Diffusers welcomes Stable Diffusion 3.5 Large
read at source ↗ huggingface.co
Diffusers welcomes Stable Diffusion 3.5 Large
Source: HuggingFace Date: 2024-10-22 URL: https://huggingface.co/blog/sd3-5
Summary
Model release: Stable Diffusion 3.5 Large (8B, MMDiT) arrives in Diffusers with two checkpoints: standard (40 steps, guidance_scale=4.5) and turbo (4–8 steps, no CFG). Architectural changes from SD3: QK normalization and dual attention layers in MMDiT blocks. Bitsandbytes NF4 quantization support enables consumer GPU inference; LoRA training fits in 24GB VRAM. Text encoders, VAE, and noise scheduler identical to SD3 Medium.
Implications
Thread: open-weights ecosystem health / transformers library trajectory.
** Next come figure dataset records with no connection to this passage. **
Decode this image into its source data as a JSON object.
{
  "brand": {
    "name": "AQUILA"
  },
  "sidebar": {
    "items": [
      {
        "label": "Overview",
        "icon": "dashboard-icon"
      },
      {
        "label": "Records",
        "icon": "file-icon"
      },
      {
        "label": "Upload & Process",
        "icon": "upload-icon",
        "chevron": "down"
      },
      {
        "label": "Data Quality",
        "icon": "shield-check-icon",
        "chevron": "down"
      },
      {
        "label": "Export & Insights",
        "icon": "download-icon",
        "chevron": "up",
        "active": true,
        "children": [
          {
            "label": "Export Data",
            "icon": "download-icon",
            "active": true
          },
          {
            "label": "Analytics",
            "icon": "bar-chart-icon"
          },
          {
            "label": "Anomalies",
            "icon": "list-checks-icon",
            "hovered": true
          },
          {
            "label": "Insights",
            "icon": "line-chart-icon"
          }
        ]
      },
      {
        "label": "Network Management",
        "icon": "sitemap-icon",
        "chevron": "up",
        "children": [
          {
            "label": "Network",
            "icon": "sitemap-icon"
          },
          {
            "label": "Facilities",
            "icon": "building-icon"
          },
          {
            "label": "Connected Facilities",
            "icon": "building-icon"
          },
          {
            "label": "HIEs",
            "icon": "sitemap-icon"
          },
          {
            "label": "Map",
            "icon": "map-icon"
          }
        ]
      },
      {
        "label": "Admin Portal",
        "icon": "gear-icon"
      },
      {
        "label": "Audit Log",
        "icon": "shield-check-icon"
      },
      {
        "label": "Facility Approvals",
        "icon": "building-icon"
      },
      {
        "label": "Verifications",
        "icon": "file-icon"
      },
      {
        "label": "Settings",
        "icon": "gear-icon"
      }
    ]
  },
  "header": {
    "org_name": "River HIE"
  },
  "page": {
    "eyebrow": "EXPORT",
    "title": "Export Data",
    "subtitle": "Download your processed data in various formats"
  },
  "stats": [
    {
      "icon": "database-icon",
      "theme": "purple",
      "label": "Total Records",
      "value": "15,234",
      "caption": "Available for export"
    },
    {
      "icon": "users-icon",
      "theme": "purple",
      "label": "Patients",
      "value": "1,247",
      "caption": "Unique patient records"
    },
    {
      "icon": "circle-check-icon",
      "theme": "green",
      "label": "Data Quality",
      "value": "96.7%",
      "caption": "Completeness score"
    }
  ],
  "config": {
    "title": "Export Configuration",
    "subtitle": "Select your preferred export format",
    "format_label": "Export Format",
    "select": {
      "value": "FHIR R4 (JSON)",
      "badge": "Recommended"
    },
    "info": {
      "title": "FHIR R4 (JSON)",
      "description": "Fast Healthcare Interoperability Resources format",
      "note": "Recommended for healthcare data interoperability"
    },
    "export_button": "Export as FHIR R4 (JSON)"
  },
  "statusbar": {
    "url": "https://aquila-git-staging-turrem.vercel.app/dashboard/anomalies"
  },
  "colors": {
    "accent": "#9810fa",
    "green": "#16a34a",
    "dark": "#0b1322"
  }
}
SD3.5 Large’s dual attention layers and QK normalization are architectural improvements inherited from scale: both are standard practices for stabilizing large transformer training. The NF4 quantization + consumer GPU path is the practical democratization story — 8B model inference accessible on 24GB cards is a significant shift from the 18.7GB baseline SD3 Medium required. The turbo variant (4–8 steps, no CFG) trades quality for speed in a way that’s deployment-practical for interactive applications. LoRA training on consumer hardware means community fine-tuning capacity exists immediately at release.